A vontade de mudar: bell hooks, Bolsonaro e o julgamento da masculinidade tóxica

Por Paulo Silva Junior

Basta Jair Bolsonaro voltar aos holofotes da mídia — agora por uma boa razão, já que poderá acabar na cadeia junto à sua claque de generais golpistas — que sua figura abjeta, epítome do país que não queremos, volta a despertar as piores reações. São momentos perfeitos para retomar os ensinamentos de bell hooks, sobretudo em A vontade de mudar, e compreender que outra masculinidade é possível.

Não é fácil olhar ao redor e, diante de nossa sociedade, encontrar a disposição da autora. Neste livro, ela mobiliza suas reflexões ao fato dos homens também precisarem de ferramentas e ajuda para demonstrarem seus sentimentos fora das convenções masculinas. Ao invés de negá-los, entendê-los como resultado da força do patriarcado.

“(…) A única verdade clara que aprendi com os homens que conheci é que eles querem encontrar o amor e querem saber como amar. Simplesmente não há literatura suficiente que responda de forma direta e íntima a essa necessidade. Depois de escrever um livro sobre o amor, um especificamente sobre pessoas negras e o amor, e outro concentrado na busca das mulheres pelo amor, eu quis ir além e escrever sobre homens e o amor”, diz hooks ainda no primeiro capítulo.

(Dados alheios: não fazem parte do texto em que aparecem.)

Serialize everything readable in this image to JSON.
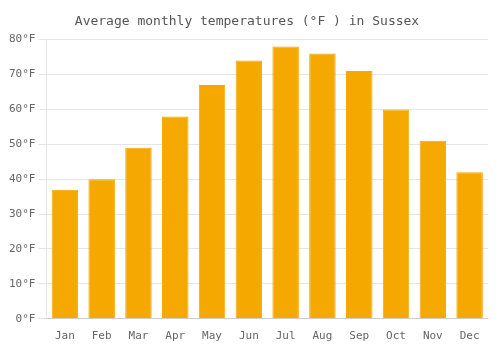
{
  "chart_data": {
    "type": "bar",
    "title": "Average monthly temperatures (°F ) in Sussex",
    "categories": [
      "Jan",
      "Feb",
      "Mar",
      "Apr",
      "May",
      "Jun",
      "Jul",
      "Aug",
      "Sep",
      "Oct",
      "Nov",
      "Dec"
    ],
    "values": [
      37,
      40,
      49,
      58,
      67,
      74,
      78,
      76,
      71,
      60,
      51,
      42
    ],
    "color": "#F5A800",
    "ylim": [
      0,
      80
    ],
    "yticks": [
      {
        "value": 0,
        "label": "0°F"
      },
      {
        "value": 10,
        "label": "10°F"
      },
      {
        "value": 20,
        "label": "20°F"
      },
      {
        "value": 30,
        "label": "30°F"
      },
      {
        "value": 40,
        "label": "40°F"
      },
      {
        "value": 50,
        "label": "50°F"
      },
      {
        "value": 60,
        "label": "60°F"
      },
      {
        "value": 70,
        "label": "70°F"
      },
      {
        "value": 80,
        "label": "80°F"
      }
    ],
    "grid": true
  }
}
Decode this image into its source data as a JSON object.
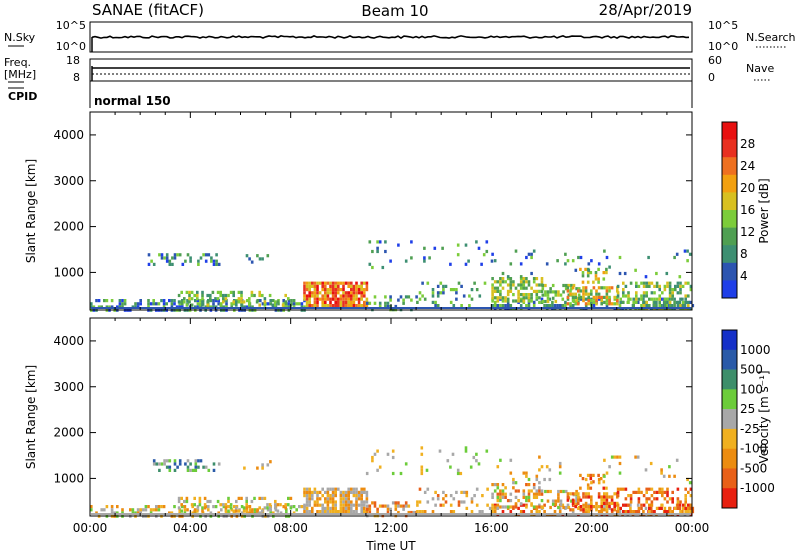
{
  "header": {
    "station": "SANAE (fitACF)",
    "beam": "Beam 10",
    "date": "28/Apr/2019"
  },
  "status_panels": {
    "nsky_label": "N.Sky",
    "nsky_ticks": [
      "10^5",
      "10^0"
    ],
    "nsearch_label": "N.Search",
    "nsearch_ticks": [
      "10^5",
      "10^0"
    ],
    "freq_label": "Freq.",
    "freq_unit": "[MHz]",
    "freq_ticks": [
      "18",
      "8"
    ],
    "nave_label": "Nave",
    "nave_ticks": [
      "60",
      "0"
    ],
    "cpid_label": "CPID",
    "cpid_value": "normal 150"
  },
  "colors": {
    "power": [
      "#1f3fe8",
      "#2c55b0",
      "#3d8f72",
      "#4f9f52",
      "#7ccc3a",
      "#d8c020",
      "#f2a010",
      "#ee7020",
      "#e83020",
      "#e81010"
    ],
    "velocity": [
      "#1530c8",
      "#2a5aa8",
      "#3d8e6a",
      "#6ccc3a",
      "#a8a8a8",
      "#f0b020",
      "#ec8c10",
      "#e86018",
      "#e82010"
    ]
  },
  "chart_data": [
    {
      "type": "heatmap",
      "name": "power",
      "xlabel": "",
      "ylabel": "Slant Range [km]",
      "xlim": [
        "00:00",
        "24:00"
      ],
      "ylim": [
        180,
        4500
      ],
      "yticks": [
        "4000",
        "3000",
        "2000",
        "1000"
      ],
      "colorbar_label": "Power [dB]",
      "colorbar_ticks": [
        "28",
        "24",
        "20",
        "16",
        "12",
        "8",
        "4"
      ],
      "regions": [
        {
          "t0": 0.0,
          "t1": 8.5,
          "r0": 180,
          "r1": 420,
          "dens": 0.55,
          "cmin": 0,
          "cmax": 4
        },
        {
          "t0": 3.5,
          "t1": 8.0,
          "r0": 300,
          "r1": 600,
          "dens": 0.35,
          "cmin": 2,
          "cmax": 5
        },
        {
          "t0": 2.3,
          "t1": 5.2,
          "r0": 1150,
          "r1": 1420,
          "dens": 0.3,
          "cmin": 0,
          "cmax": 4
        },
        {
          "t0": 6.0,
          "t1": 7.2,
          "r0": 1200,
          "r1": 1400,
          "dens": 0.2,
          "cmin": 1,
          "cmax": 3
        },
        {
          "t0": 8.5,
          "t1": 11.0,
          "r0": 300,
          "r1": 800,
          "dens": 0.85,
          "cmin": 5,
          "cmax": 9
        },
        {
          "t0": 11.0,
          "t1": 13.0,
          "r0": 200,
          "r1": 500,
          "dens": 0.3,
          "cmin": 1,
          "cmax": 4
        },
        {
          "t0": 11.0,
          "t1": 16.0,
          "r0": 1100,
          "r1": 1700,
          "dens": 0.08,
          "cmin": 0,
          "cmax": 4
        },
        {
          "t0": 13.0,
          "t1": 16.0,
          "r0": 300,
          "r1": 800,
          "dens": 0.2,
          "cmin": 1,
          "cmax": 4
        },
        {
          "t0": 16.0,
          "t1": 24.0,
          "r0": 200,
          "r1": 450,
          "dens": 0.45,
          "cmin": 0,
          "cmax": 4
        },
        {
          "t0": 16.0,
          "t1": 18.0,
          "r0": 400,
          "r1": 900,
          "dens": 0.55,
          "cmin": 3,
          "cmax": 5
        },
        {
          "t0": 18.0,
          "t1": 19.5,
          "r0": 350,
          "r1": 750,
          "dens": 0.4,
          "cmin": 3,
          "cmax": 5
        },
        {
          "t0": 19.0,
          "t1": 21.0,
          "r0": 300,
          "r1": 700,
          "dens": 0.6,
          "cmin": 3,
          "cmax": 7
        },
        {
          "t0": 19.5,
          "t1": 20.6,
          "r0": 800,
          "r1": 1100,
          "dens": 0.35,
          "cmin": 3,
          "cmax": 6
        },
        {
          "t0": 21.0,
          "t1": 24.0,
          "r0": 200,
          "r1": 800,
          "dens": 0.45,
          "cmin": 2,
          "cmax": 5
        },
        {
          "t0": 16.0,
          "t1": 24.0,
          "r0": 900,
          "r1": 1500,
          "dens": 0.05,
          "cmin": 0,
          "cmax": 4
        }
      ]
    },
    {
      "type": "heatmap",
      "name": "velocity",
      "xlabel": "Time UT",
      "ylabel": "Slant Range [km]",
      "xticks": [
        "00:00",
        "04:00",
        "08:00",
        "12:00",
        "16:00",
        "20:00",
        "00:00"
      ],
      "ylim": [
        180,
        4500
      ],
      "yticks": [
        "4000",
        "3000",
        "2000",
        "1000"
      ],
      "colorbar_label": "Velocity [m s⁻¹]",
      "colorbar_ticks": [
        "1000",
        "500",
        "100",
        "25",
        "-25",
        "-100",
        "-500",
        "-1000"
      ],
      "regions": [
        {
          "t0": 0.0,
          "t1": 8.5,
          "r0": 180,
          "r1": 420,
          "dens": 0.45,
          "cmin": 3,
          "cmax": 6
        },
        {
          "t0": 3.5,
          "t1": 8.0,
          "r0": 300,
          "r1": 600,
          "dens": 0.3,
          "cmin": 3,
          "cmax": 6
        },
        {
          "t0": 2.3,
          "t1": 5.2,
          "r0": 1150,
          "r1": 1420,
          "dens": 0.3,
          "cmin": 1,
          "cmax": 4
        },
        {
          "t0": 6.0,
          "t1": 7.2,
          "r0": 1200,
          "r1": 1400,
          "dens": 0.2,
          "cmin": 4,
          "cmax": 6
        },
        {
          "t0": 8.5,
          "t1": 11.0,
          "r0": 300,
          "r1": 800,
          "dens": 0.8,
          "cmin": 4,
          "cmax": 6
        },
        {
          "t0": 11.0,
          "t1": 13.0,
          "r0": 200,
          "r1": 500,
          "dens": 0.3,
          "cmin": 4,
          "cmax": 7
        },
        {
          "t0": 11.0,
          "t1": 16.0,
          "r0": 1100,
          "r1": 1700,
          "dens": 0.08,
          "cmin": 3,
          "cmax": 5
        },
        {
          "t0": 13.0,
          "t1": 16.0,
          "r0": 300,
          "r1": 800,
          "dens": 0.2,
          "cmin": 4,
          "cmax": 7
        },
        {
          "t0": 16.0,
          "t1": 24.0,
          "r0": 200,
          "r1": 450,
          "dens": 0.4,
          "cmin": 4,
          "cmax": 8
        },
        {
          "t0": 16.0,
          "t1": 18.0,
          "r0": 400,
          "r1": 900,
          "dens": 0.5,
          "cmin": 3,
          "cmax": 7
        },
        {
          "t0": 18.0,
          "t1": 19.5,
          "r0": 350,
          "r1": 750,
          "dens": 0.4,
          "cmin": 3,
          "cmax": 6
        },
        {
          "t0": 19.0,
          "t1": 21.0,
          "r0": 300,
          "r1": 700,
          "dens": 0.6,
          "cmin": 5,
          "cmax": 8
        },
        {
          "t0": 19.5,
          "t1": 20.6,
          "r0": 800,
          "r1": 1100,
          "dens": 0.35,
          "cmin": 5,
          "cmax": 8
        },
        {
          "t0": 21.0,
          "t1": 24.0,
          "r0": 200,
          "r1": 800,
          "dens": 0.45,
          "cmin": 5,
          "cmax": 8
        },
        {
          "t0": 16.0,
          "t1": 24.0,
          "r0": 900,
          "r1": 1500,
          "dens": 0.05,
          "cmin": 3,
          "cmax": 6
        }
      ]
    }
  ]
}
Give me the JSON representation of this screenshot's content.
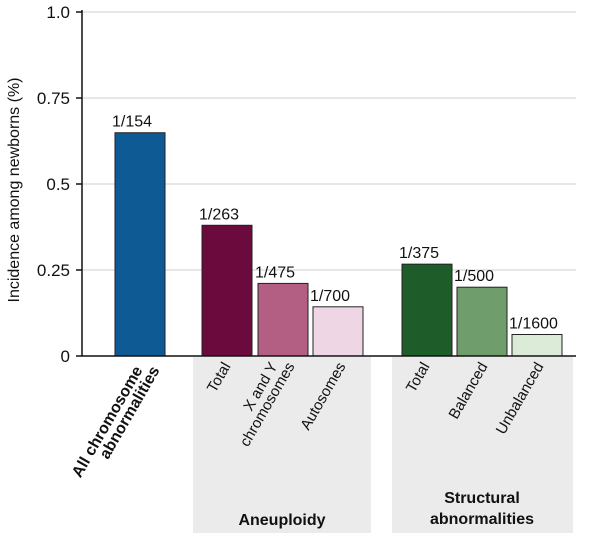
{
  "chart_data": {
    "type": "bar",
    "ylabel": "Incidence among newborns (%)",
    "ylim": [
      0,
      1.0
    ],
    "yticks": [
      "0",
      "0.25",
      "0.5",
      "0.75",
      "1.0"
    ],
    "grid": "horizontal",
    "colors": {
      "all": "#0d5a94",
      "aneuploidy_total": "#6b0a3c",
      "aneuploidy_xy": "#b25f83",
      "aneuploidy_auto": "#efd6e5",
      "struct_total": "#1e5c2a",
      "struct_balanced": "#6f9e6c",
      "struct_unbalanced": "#dcebd8",
      "group_background": "#ebebeb"
    },
    "bars": [
      {
        "category": "All chromosome abnormalities",
        "value": 0.649,
        "label": "1/154",
        "color_key": "all"
      },
      {
        "category": "Total",
        "group": "Aneuploidy",
        "value": 0.38,
        "label": "1/263",
        "color_key": "aneuploidy_total"
      },
      {
        "category": "X and Y chromosomes",
        "group": "Aneuploidy",
        "value": 0.211,
        "label": "1/475",
        "color_key": "aneuploidy_xy"
      },
      {
        "category": "Autosomes",
        "group": "Aneuploidy",
        "value": 0.143,
        "label": "1/700",
        "color_key": "aneuploidy_auto"
      },
      {
        "category": "Total",
        "group": "Structural abnormalities",
        "value": 0.267,
        "label": "1/375",
        "color_key": "struct_total"
      },
      {
        "category": "Balanced",
        "group": "Structural abnormalities",
        "value": 0.2,
        "label": "1/500",
        "color_key": "struct_balanced"
      },
      {
        "category": "Unbalanced",
        "group": "Structural abnormalities",
        "value": 0.0625,
        "label": "1/1600",
        "color_key": "struct_unbalanced"
      }
    ],
    "category_labels": {
      "all_line1": "All chromosome",
      "all_line2": "abnormalities",
      "aneu_total": "Total",
      "aneu_xy_line1": "X and Y",
      "aneu_xy_line2": "chromosomes",
      "aneu_auto": "Autosomes",
      "struct_total": "Total",
      "struct_balanced": "Balanced",
      "struct_unbalanced": "Unbalanced"
    },
    "groups": {
      "aneuploidy": "Aneuploidy",
      "structural_line1": "Structural",
      "structural_line2": "abnormalities"
    }
  }
}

Então a base da autora é essa: os homens não vão mudar se não houver um projeto conjunto, envolvendo as mulheres, de mudança. Ela acredita que os homens precisam saber um caminho para chacoalhar a perspectiva e acessar os sentimentos. Para superarem esse senso de dominar tudo à sua volta e conhecerem, finalmente, o amor. Ela confia que podem ainda corrigir a rota.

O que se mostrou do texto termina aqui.